Metadata-Version: 2.4
Name: turtles-glms
Version: 1.0.0
Summary: GLMs in Python.
Author-email: Adam Motzel <motzel.adam@gmail.com>
Project-URL: Homepage, https://github.com/adammotzel/pyglms
Project-URL: Issues, https://github.com/adammotzel/pyglms/issues
Classifier: Programming Language :: Python :: 3.10
Classifier: Programming Language :: Python :: 3.11
Classifier: Programming Language :: Python :: 3.12
Classifier: Programming Language :: Python :: 3.13
Requires-Python: >=3.10
Description-Content-Type: text/markdown
License-File: LICENSE
Requires-Dist: numpy>=2.0.2
Requires-Dist: pandas>=2.2.3
Requires-Dist: scipy>=1.13.1
Requires-Dist: matplotlib>=3.9.4
Provides-Extra: dev
Requires-Dist: pytest>=8.3.4; extra == "dev"
Requires-Dist: pytest-cov>=6.2.1; extra == "dev"
Requires-Dist: scikit-learn>=1.6.1; extra == "dev"
Requires-Dist: statsmodels>=0.14.4; extra == "dev"
Requires-Dist: ipykernel>=6.29.5; extra == "dev"
Dynamic: license-file

![CI](https://github.com/adammotzel/pyglms/actions/workflows/ci.yaml/badge.svg)
![coverage](https://img.shields.io/badge/coverage-94%25-brightgreen)
![Python](https://img.shields.io/badge/python-3.10%20--%203.13-blue)
![License](https://img.shields.io/github/license/adammotzel/pyglms)
 ![PyPI](https://img.shields.io/pypi/v/turtles-glms.svg)


# PyGLMs (Turtles)

An implementation of various Generalized Linear Models (GLMs), written in Python.

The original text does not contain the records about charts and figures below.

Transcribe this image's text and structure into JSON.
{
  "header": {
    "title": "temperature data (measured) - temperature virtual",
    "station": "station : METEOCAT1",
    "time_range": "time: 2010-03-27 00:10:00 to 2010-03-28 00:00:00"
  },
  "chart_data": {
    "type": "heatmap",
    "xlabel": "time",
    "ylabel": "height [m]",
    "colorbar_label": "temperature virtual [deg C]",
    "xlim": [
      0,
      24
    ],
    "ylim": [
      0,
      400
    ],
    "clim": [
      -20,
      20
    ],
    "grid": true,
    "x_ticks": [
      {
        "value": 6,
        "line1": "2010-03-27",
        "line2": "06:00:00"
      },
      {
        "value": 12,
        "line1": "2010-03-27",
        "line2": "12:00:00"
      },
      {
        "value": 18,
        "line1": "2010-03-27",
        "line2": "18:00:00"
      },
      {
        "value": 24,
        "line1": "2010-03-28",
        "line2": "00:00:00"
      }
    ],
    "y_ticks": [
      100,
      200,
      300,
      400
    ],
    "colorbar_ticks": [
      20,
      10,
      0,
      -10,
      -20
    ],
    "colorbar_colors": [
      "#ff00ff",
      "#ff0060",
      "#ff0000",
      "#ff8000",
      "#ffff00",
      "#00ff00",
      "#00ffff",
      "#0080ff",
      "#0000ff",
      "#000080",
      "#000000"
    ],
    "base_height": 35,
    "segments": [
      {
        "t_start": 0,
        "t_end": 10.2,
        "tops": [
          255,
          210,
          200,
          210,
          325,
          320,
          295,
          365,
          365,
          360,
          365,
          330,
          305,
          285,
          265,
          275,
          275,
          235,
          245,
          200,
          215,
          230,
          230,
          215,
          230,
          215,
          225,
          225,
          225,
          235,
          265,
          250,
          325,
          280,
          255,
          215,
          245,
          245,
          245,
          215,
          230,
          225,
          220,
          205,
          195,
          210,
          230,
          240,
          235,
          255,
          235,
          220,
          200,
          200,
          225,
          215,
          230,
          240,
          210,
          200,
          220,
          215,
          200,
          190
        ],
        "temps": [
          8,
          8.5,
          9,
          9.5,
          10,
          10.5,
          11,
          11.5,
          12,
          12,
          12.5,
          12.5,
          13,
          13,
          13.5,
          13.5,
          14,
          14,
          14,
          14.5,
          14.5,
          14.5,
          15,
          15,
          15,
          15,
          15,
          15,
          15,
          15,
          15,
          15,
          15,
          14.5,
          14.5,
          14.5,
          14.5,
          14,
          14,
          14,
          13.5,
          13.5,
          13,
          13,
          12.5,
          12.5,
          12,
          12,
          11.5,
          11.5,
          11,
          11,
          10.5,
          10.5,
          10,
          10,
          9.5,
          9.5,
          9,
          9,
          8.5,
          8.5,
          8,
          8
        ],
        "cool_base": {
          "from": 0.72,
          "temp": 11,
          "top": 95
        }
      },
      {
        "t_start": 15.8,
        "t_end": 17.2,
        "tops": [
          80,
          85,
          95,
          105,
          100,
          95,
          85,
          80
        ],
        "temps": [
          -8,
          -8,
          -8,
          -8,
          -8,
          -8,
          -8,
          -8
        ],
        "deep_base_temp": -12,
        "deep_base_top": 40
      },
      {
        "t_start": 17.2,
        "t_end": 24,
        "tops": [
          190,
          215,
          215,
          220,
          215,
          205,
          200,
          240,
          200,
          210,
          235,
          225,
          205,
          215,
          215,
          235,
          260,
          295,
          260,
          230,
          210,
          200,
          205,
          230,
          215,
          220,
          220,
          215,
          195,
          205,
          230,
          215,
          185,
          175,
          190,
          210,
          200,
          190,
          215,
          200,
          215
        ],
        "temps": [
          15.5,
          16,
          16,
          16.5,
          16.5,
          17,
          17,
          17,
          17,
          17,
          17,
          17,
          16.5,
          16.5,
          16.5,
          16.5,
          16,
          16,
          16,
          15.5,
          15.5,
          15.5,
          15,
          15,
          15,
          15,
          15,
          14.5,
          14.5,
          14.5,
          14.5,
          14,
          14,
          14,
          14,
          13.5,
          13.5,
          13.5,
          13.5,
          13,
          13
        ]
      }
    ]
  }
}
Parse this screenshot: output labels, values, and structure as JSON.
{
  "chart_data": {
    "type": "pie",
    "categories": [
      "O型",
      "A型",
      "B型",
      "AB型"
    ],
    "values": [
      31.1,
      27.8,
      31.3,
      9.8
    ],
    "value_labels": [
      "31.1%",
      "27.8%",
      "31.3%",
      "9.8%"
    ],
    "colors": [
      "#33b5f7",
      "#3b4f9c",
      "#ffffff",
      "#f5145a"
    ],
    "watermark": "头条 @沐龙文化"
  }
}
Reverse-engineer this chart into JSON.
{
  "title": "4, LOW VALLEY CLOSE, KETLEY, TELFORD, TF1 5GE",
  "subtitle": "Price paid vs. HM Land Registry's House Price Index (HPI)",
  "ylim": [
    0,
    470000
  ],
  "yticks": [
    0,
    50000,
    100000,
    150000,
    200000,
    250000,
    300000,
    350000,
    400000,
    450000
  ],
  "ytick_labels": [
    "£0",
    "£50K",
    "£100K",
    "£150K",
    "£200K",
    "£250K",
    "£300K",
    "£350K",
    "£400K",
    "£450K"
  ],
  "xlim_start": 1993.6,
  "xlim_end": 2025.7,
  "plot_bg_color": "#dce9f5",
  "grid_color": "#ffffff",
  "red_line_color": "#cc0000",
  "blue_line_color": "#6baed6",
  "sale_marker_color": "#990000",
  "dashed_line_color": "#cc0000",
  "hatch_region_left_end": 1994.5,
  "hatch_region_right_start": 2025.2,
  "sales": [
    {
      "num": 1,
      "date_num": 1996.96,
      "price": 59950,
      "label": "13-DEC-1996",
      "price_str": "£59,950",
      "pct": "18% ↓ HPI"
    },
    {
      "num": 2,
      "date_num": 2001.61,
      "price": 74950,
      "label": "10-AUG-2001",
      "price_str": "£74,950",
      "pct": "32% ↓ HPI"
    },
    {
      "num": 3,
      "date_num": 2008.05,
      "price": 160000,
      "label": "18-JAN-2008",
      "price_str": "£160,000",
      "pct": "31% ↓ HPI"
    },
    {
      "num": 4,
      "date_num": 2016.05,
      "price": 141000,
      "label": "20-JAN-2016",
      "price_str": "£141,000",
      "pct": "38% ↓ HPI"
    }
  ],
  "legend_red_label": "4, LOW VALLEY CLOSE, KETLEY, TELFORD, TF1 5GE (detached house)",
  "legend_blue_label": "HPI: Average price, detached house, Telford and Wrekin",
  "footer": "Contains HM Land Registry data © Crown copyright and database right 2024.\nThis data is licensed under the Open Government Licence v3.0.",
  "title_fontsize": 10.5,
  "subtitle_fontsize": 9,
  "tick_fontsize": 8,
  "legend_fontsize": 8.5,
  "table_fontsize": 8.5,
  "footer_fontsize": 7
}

I created this package as a refresher on GLMs and the underlying optimization techniques. It's intended as a learning tool and a reference for building and understanding these models from the ground up.


## Overview

The code is packaged as a Python library named `turtles` ([I like turtles](https://www.youtube.com/watch?v=CMNry4PE93Y)), making the code easy to integrate into your own projects.

The package is written using `numpy` for linear algebra operations, `scipy` for (some) optimization, `pandas` for displaying tabular results, and `matplotlib` for plots.

The following models have been implemented:

1. Multiple Linear Regression (`turtles.stats.glms.MLR` class)
2. Logistic Regression (`turtles.stats.glms.LogReg` class, uses `GLM` parent class)
3. Poisson Regression (`turtles.stats.glms.PoissonReg` class, uses `GLM` parent class)

The `GLM` parent class supports three optimization methods for parameter estimation: Momentum-based Gradient Descent for first-order optimization, Newton's Method for second-order optimization, and Limited-memory Broyden–Fletcher–Goldfarb–Shanno (L-BFGS). The user can specify the desired optimization `method` during class instantiation.

Momentum-based Gradient Descent and Newton's Method are implemented in Python as part of the `turtles` distribution. L-BFGS is implemented using `scipy.optimize`; it's a quasi-Newton method that approximates the Hessian (instead of fully computing it, like Newton's Method), so it's quite fast.

See `examples/{class name}_example.ipynb` for simple examples of using each model class and various supporting functions.


## Usage

You can pip install the package from PyPI:

```bash
pip install turtles-glms
```


## Contributing

To run (and edit) this project locally, clone the repo and create your virtual environment from project root using your global (or local) Python version. This project requires Python 3.10+.

```bash
python -m venv
```

Activate the env (`source .venv/Scripts/activate` for Windows OS, `source .venv/bin/activate` for Linux) and install dependencies:

```bash
pip install -e .[dev]
```

Optionally, you can execute `scripts/env.sh` to create and activate a virtual environment using `uv`. The `uv` package manager must be installed for this to work.


### Adding GLMs

To add more GLM classes, use the `GLM` parent class for inheritence (see `PoissonReg` and `LogReg` as examples). The GLM parent class provides a solid framework for implementing new child classes and should be used whenever possible. Unimplemented GLMs include Negative Binomial, Gamma, and Tweedie.


## Testing

All tests are contained within `tests` directories for each module. You can simply execute the `pytest` command from project root to run all unit tests.

```bash
pytest
```

**Notes on Test Coverage:**
- Plotting functions from `turtles.plotting` are tested, but plotting methods in GLM classes 
(like `MLR`) are ignored. Those class methods are essentially just wrappers around `matplotlib` 
and `turtles.plotting` functions.
- `GLM` class methods that are meant to be implemented by child classes are ignored.